= Price–performance ratio =

Product's capability divided by its cost

In economics, engineering, business management and marketing the price–performance ratio is often written as cost–performance, cost–benefit or capability/price (C/P), refers to a product's ability to deliver performance, of any sort, for its price. Generally speaking, products with a lower price/performance ratio are more desirable on demand curve, excluding other factors.

Even though this term would seem to be a straightforward ratio, when price performance is improved, better, or increased, it actually refers to the performance divided by the price, in other words exactly the opposite ratio (i.e. an inverse ratio) to rank a product as having an increased price/performance.

==Examples==

===Consumer and medical products===
According to futurist Raymond Kurzweil, products start out as highly ineffective and highly expensive.

Gradually, products become more effective and cheaper until they are highly effective and almost free to buy. Some of the products that have followed this example include AIDS medications (which are now affordable compared to initial pricing), text-to-speech programs, and digital cameras. However, products that rely primarily on paper (e.g., newspapers and toilet paper) and/or fossil fuels (e.g., electricity in most countries and petroleum gasoline for automobiles) have only increased in price.

This directly contradicts the trend of electronic gadgets like netbooks, desktop computers, and laptop computers that also have been decreasing in price. However, the prevailing inflation rate of a country or province/state may negate the plummeting costs of software, AIDS medications, and/or digital cameras in certain regions along with certain governmental policies. This has the effect of keeping costs high in certain areas while they are dramatically reduced in others.

In theory, this means that the rich people have earlier access to highly inefficient technologies, medical treatments, and therapies (that are prototypical in nature) while the poor get access to these same products when they become more efficient and easier to manufacture several years down the road.

===Business world===
During the latter 1990s, the cost–performance ratios of the larger mainframe systems fell tremendously in comparison to a number of smaller microcomputers handling the same load. As a result, many of the older computer companies were shut down and people were put out of work. However, most of them were able to be re-hired at the newer corporations after undergoing a series of re-training involving the newer technologies.

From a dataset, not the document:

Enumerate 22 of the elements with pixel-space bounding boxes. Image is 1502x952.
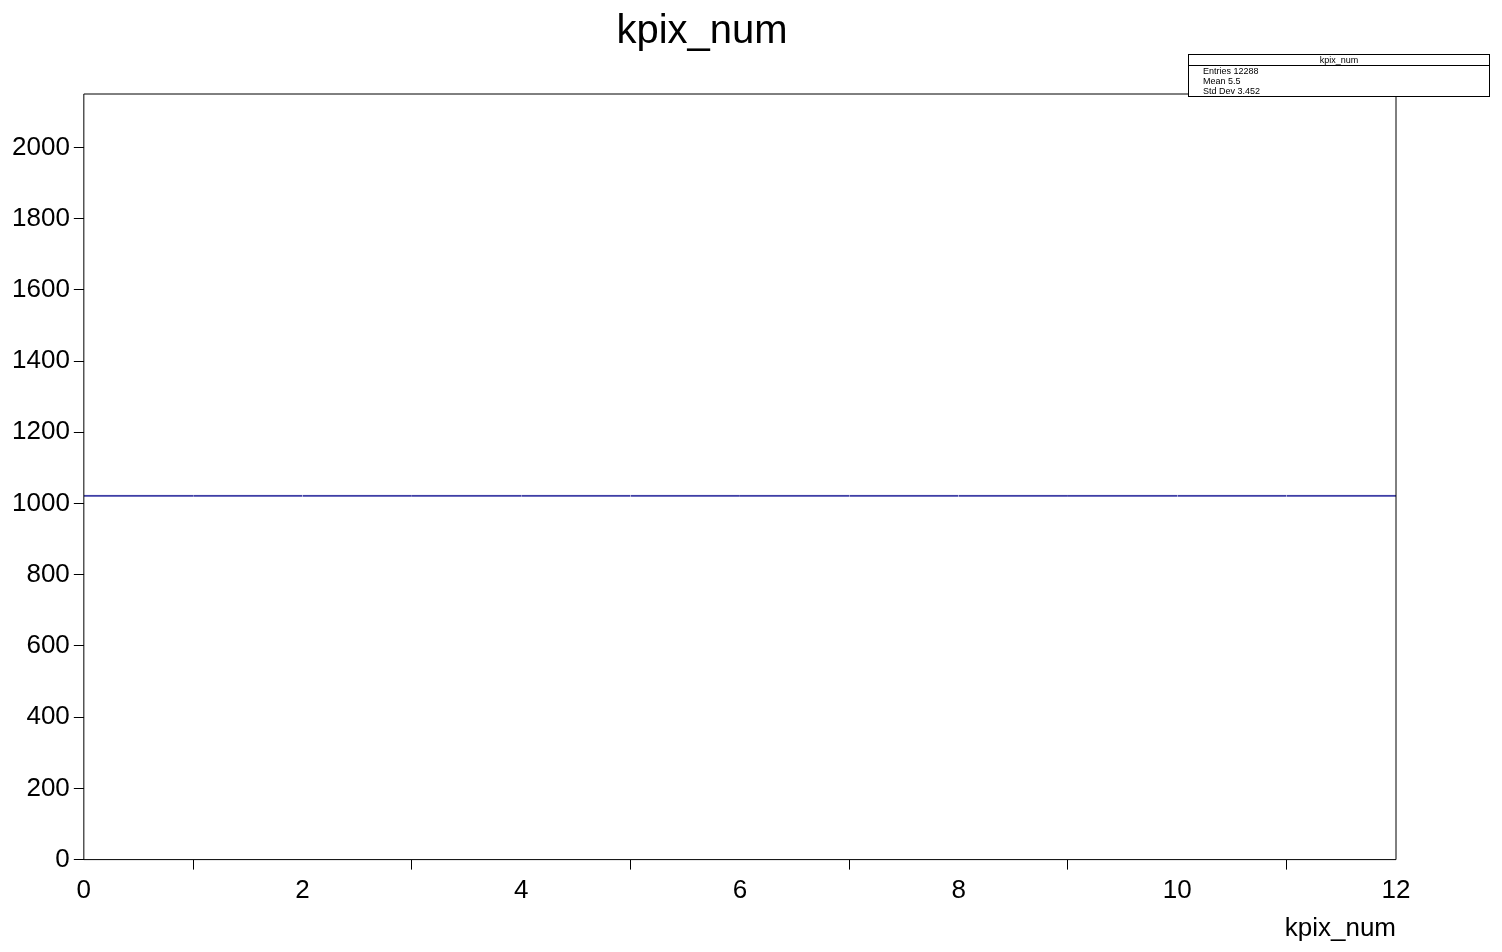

In the business world, there is usually a value associated with a typical cost–performance ratio analysis. This value can either be positive, neutral, or negative depending on the amount of money spent versus the results achieved by the spending of the available capital. A cost-performance ratio with a positive value (i.e. greater than 1) indicates that costs are running under budget. A negative value (i.e. less than 1) indicates that costs are running over budget. However, a neutral cost-performance ratio (between 1.0 and 1.9) could suggest a certain degree of stagnation in the budget. Business trips can also be factored into the cost–performance ratio because spending $50 to do a journey spanning 100 mi in two hours is a better cost–performance ratio than spending $105 to do the journey in one hour.

===Computer technology===
The term tends to be used quite a bit when comparing computer hardware. During the latter 1990s, the price–performance ratios of midrange and large mainframe systems fell tremendously in comparison to a number of smaller microcomputers handling the same load. Many companies were forced out of the industry as this happened, including DEC, Data General and many multiprocessor vendors such as Sequent Computer Systems and Pyramid Technology.